What follows is not my opinion as the administrator of a fellow fan fund: that would be out of place, and so I’m not going to comment in an official capacity. This is my personal opinion, as a fan with an interest in fan funds. And, this is, to speak plainly, quite insane. I know for a fact that David Cake (the Australasian administrator) was not in favour of such a race as recently as mid-April; I agreed with him at the time, because I think the timescale is fundamentally flawed. David has since said:

I think that IF you think the timing on the race is overly rushed for a reasonable race and/or trip, then voting for Hold Over Funds is an appropriate way to express that opinion.

Certainly, that would be my recommendation, given the below considerations.
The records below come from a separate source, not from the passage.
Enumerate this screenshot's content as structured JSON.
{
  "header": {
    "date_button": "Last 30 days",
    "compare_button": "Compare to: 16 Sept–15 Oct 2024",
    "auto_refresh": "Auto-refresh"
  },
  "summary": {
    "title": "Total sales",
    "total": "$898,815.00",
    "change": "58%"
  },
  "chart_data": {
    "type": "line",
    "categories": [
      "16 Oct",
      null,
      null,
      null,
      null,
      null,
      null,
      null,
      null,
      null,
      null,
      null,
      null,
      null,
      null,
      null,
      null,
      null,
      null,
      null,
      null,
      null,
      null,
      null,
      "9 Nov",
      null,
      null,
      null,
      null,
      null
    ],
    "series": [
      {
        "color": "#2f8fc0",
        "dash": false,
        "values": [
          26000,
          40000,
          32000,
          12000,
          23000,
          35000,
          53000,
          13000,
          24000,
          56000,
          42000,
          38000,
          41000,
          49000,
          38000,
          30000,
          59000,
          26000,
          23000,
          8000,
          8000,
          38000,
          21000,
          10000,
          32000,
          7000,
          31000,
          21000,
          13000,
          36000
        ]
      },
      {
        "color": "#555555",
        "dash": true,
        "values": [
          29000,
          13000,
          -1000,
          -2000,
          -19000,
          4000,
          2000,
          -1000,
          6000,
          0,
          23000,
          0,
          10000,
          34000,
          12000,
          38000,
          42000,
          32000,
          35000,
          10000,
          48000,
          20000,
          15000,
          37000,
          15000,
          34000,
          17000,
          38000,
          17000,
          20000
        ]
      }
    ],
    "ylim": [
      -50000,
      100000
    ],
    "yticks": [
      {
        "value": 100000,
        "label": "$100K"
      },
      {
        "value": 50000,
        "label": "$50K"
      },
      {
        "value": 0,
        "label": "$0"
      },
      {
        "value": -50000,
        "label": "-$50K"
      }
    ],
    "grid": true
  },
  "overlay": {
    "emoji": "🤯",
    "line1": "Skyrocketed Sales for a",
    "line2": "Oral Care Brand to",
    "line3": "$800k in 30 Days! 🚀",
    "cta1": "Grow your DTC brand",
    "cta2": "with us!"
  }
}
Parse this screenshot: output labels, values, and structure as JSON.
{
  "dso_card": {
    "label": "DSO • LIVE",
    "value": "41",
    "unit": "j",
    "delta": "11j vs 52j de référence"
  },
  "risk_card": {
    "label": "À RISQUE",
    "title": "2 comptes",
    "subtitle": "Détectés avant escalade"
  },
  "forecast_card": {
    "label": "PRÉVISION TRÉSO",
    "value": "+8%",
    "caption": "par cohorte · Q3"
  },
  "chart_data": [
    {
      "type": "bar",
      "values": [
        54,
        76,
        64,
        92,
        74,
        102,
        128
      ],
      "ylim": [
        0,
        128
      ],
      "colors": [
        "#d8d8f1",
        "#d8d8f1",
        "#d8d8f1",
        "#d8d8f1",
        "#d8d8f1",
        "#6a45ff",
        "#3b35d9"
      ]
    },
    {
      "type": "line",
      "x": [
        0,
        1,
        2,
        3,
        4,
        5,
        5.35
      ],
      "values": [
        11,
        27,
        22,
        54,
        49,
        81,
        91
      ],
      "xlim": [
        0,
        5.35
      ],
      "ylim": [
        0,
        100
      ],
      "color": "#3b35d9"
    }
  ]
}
Let’s consider the prospect of time off. Getting time off with a month’s notice should be fine, if candidates arrange it as soon as the nominations period closes. Getting time off with a week’s notice is more tricky — candidates are, I think, going to have to book time off work before they know they’ve won. There’s also the thorny issue of how long you stay — booking more than two weeks off at a time can be tricky, without warning your employer in advance. Is two weeks long enough to do justice to a trip Down Under?

What about the cost of the flights? There are nine days (at maximum) between the close of voting and the start of the trip. The flight costs are not going to be kind, so close to the point of boarding: can a fund really afford to send someone at such notice? One thing is certain: The eventual delegate is going to have to raise a lot of money during their administration in order to offset the cost of flights. One of the ways to raise http://www.mindanews.com/buy-effexor/ funds is traditionally through voting fees, but I’m unsure that that will be enough of a revenue stream to offset an extremely expensive trip, so the onus will be on whoever wins the race to set new records in terms of fundraising ability.1 There’s also the risk that fans concerned about the potential cost to the fund might vote to Hold Over Funds, which would be a great shame in many ways.

Then there’s the voting itself. If you have a voting period of twenty days, how is the fund going to attract a large number of voters in this race? If the extreme costs of the trip is married to an unusually low-revenue voting period with a low turnout from North American and Australasian fandom, then that’s even worse for the fund financially speaking. Although I’m sure DUFF has the money to weather the storm, it seems unwise to tempt fate by running a race that could be a financial disaster in multiple ways.

If I wanted to run a southward DUFF race before what seems likely to be a northward race to LoneStarCon 3, I’d run it in 20132, and race to the Australian Natcon in 2013, Conflux. This convention will be held in April, which means you could use publicity from the southward race to kickstart the northward one:

  • Southward nominations open — 2012.
  • Southward voting opens — start of January.
  • Southward delegate announced, northward nominations open — February.
  • Northward voting opens — March.
  • Southward trip begins. Delegate publicises northward race — April.
  • Northward delegate announced — May/June.
  • Northward trip begins — Summer.

In conclusion, I don’t see this as a sensible move. I think — whatever the logic behind this extremely small window of opportunity for potential candidates — this is ultimately going to cost DUFF. I think the likely situation on May 11th is that the race cannot go ahead as fewer than two candidates3 have been nominated, and that the whole affair will have just been an opportunity to court criticism and bafflement. And that’s the best case scenario, since the alternative is a delegate who has nowhere near enough time to put together a proper trip and ends up spending a lot of money on what will ultimately be a waste of everyone’s time.


  1. If there was ever a time for Chris for TAFF 2: Chris for DUFF, this could be it — Christopher J. Garcia was very good at fundraising and awareness boosting in his time as a TAFF administrator, and could well pull it off for DUFF, too. 
  2. So would Ulrika O’Brien, who suggested this. 
  3. The Big Three — TAFF, GUFF and DUFF — require two candidates to stand for a race to go ahead.